Payment = (r * P) / (1 - (1 + r)^(-n))

where:

r = quarterly interest rate (12% / 4 = 0.03)

P = principal amount (remaining debt after down payment) = $150,000

n = total number of quarterly payments (10 years * 4 quarters per year = 40)

(1) Calculation of Quarterly Payment:

Payment = (0.03 * 150,000) / (1 - (1 + 0.03)^(-40)) = $2,365.87 (rounded to the nearest cent)

Therefore, the quarterly payment is $2,365.87.

(2) Calculation of Total Amount of Payment:

Total amount of payment = (number of payments) * (quarterly payment)

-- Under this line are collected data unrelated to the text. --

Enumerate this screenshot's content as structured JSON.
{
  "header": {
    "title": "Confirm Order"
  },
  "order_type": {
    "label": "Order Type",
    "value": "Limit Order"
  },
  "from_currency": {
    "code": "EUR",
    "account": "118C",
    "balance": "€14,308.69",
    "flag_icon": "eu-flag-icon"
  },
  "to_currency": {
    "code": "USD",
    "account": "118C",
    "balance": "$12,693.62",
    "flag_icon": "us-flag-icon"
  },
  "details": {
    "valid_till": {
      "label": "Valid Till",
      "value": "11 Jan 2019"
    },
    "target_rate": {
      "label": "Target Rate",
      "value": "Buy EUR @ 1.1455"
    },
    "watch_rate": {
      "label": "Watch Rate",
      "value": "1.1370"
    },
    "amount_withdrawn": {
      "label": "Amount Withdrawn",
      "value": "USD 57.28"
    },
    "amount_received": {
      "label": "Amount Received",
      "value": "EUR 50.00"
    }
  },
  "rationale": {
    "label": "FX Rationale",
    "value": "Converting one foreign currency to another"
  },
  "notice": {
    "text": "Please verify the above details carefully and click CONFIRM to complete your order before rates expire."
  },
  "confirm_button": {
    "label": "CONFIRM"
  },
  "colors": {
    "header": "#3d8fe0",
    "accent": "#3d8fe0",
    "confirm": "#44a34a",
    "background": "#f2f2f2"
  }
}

number of payments = 10 years * 4 quarters per year = 40

Total amount of payment = 40 * 2,365.87 = $94,634.80

Therefore, the total amount of payment is $94,634.80.

(3) Calculation of Total Amount of Interest Paid:

Total amount of interest paid = total amount of payment - principal amount

Total amount of interest paid = $94,634.80 - $150,000 = -$55,365.20

Note that the result is negative because the down payment ($50,000) exceeds the total amount of interest paid over the life of the loan. Therefore, in this case, the total amount of interest paid is $0, and the man ends up paying a total of $100,000 ($50,000 down payment + $50,000 in quarterly payments).